また、中央区ではマンションが増加しており、建物の構造や居住形態に応じた防災対策が一段と重要になっています。区では、マンション管理組合や自治会が行う防災計画づくりの支援を行っており、具体的な防災マニュアルの作成助言や、区職員によるマンション向け防災の出前講座など、実践的なサポートが提供されています。

大阪市中央区の地域別概要

地域区分(『中央区将来ビジョン2023-2027』より引用)

大阪市中央区では、『中央区将来ビジョン2023-2027』において、区を4つの地域に区分しています。

大阪城公園
大阪城公園

北東部は上町台地の北端に位置し、大阪城公園や難波宮跡など、多くの史跡があるエリアです。大阪城公園は広域避難場所にも指定されています。国内外から観光客が訪れるため、大規模地震の際には帰宅困難者の発生が想定されています。このため、帰宅困難者対策の推進や、災害時避難所における物資備蓄が進められています。

御堂筋
御堂筋

北西部は御堂筋を中心にオフィス街が広がり、関西経済を支える中枢業務地区となっています。
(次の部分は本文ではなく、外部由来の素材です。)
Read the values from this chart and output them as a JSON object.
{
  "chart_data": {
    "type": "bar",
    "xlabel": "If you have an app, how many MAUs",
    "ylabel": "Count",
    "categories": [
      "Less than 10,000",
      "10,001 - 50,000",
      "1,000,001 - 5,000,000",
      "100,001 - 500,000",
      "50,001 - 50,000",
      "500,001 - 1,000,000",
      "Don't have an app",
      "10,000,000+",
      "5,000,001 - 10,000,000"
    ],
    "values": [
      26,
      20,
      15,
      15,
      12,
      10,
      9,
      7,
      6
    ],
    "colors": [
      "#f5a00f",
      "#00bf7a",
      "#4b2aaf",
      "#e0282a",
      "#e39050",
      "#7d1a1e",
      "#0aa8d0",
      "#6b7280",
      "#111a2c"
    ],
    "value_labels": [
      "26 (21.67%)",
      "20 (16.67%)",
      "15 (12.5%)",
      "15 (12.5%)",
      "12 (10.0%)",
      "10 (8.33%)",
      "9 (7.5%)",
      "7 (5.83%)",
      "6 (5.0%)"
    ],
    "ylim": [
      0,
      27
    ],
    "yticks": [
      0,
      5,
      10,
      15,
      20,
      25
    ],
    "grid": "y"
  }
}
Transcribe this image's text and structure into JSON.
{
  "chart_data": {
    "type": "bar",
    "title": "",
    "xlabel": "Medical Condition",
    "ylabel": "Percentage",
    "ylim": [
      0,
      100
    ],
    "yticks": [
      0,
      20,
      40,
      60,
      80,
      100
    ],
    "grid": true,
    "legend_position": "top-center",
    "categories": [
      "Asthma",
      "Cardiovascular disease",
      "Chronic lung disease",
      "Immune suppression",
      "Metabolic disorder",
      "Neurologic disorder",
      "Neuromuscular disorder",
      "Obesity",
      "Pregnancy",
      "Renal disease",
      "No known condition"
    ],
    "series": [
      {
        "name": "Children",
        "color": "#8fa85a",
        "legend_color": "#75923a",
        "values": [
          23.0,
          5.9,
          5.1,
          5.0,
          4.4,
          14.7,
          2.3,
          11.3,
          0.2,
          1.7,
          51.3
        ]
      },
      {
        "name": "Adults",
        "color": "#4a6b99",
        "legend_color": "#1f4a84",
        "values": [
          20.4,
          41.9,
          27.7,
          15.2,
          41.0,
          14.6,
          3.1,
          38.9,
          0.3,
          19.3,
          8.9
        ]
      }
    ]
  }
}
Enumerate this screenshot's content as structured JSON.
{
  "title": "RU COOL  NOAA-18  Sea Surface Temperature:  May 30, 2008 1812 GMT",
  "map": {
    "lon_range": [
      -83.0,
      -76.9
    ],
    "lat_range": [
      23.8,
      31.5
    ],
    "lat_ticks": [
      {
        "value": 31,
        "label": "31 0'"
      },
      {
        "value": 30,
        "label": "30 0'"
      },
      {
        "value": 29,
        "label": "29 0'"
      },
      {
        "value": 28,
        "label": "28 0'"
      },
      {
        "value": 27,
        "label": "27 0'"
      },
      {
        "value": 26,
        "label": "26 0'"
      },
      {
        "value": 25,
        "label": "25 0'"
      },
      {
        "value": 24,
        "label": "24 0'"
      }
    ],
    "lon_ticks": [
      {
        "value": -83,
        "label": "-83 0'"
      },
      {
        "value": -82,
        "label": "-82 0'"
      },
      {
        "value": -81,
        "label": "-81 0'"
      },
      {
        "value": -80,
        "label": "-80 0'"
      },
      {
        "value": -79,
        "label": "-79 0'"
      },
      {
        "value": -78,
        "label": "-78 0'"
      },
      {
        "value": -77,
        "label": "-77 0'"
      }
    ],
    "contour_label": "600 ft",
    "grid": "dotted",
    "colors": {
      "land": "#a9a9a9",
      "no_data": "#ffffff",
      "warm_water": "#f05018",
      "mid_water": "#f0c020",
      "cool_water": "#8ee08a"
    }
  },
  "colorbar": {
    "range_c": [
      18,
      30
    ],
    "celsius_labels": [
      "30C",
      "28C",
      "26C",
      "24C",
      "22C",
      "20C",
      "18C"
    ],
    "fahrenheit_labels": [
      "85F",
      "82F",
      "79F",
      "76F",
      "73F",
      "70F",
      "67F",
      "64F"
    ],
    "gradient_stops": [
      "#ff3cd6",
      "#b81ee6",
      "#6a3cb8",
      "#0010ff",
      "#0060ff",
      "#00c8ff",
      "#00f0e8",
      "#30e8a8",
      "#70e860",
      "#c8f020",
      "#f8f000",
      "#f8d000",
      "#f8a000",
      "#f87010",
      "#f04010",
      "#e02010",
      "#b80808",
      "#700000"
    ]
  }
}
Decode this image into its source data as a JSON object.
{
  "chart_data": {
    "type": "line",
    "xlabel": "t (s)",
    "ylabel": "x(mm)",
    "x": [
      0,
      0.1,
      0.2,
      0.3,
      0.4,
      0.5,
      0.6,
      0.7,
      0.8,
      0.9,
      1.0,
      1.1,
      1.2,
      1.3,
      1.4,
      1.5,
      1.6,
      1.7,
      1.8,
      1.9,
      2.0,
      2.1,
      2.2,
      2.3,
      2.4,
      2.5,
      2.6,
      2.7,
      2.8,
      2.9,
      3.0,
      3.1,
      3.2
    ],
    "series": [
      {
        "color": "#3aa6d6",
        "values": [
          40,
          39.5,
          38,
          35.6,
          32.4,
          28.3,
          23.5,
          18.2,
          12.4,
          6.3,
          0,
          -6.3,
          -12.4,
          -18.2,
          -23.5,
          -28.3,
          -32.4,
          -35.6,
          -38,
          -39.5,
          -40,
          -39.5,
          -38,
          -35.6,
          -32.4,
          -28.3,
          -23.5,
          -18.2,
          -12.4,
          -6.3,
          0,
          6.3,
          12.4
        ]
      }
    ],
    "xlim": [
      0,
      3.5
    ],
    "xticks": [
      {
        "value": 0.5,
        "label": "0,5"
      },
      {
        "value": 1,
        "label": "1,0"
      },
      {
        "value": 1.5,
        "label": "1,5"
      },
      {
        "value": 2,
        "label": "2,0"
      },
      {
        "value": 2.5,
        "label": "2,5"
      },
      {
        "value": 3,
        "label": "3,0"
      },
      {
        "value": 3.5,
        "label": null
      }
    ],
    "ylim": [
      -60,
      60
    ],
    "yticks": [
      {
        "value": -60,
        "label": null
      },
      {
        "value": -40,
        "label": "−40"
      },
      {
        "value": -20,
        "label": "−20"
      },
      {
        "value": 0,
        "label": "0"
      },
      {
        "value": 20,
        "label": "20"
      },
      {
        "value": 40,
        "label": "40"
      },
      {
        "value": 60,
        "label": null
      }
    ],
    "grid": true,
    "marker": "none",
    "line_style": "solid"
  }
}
昼間人口が非常に多く、平日の日中に大規模地震が発生した場合は多数の帰宅困難者が見込まれます。そのため、企業による備蓄の促進や帰宅抑制など、行政と企業が連携した防災対策が進められています。

道頓堀
道頓堀

南東部には高津宮をはじめとする歴史ある寺社が点在するほか、オフィス、マンションなども多く落ち着いた雰囲気が広がります。南西部は「ミナミ」と呼ばれる繁華街で、人が多く集まるエリアです。とくに南西部では帰宅困難者の発生が想定され、対策が強化されています。また、増加するマンションの住民コミュニティと地域コミュニティをゆるやかにつなぎ、防災力の向上を図る取り組みも進められています。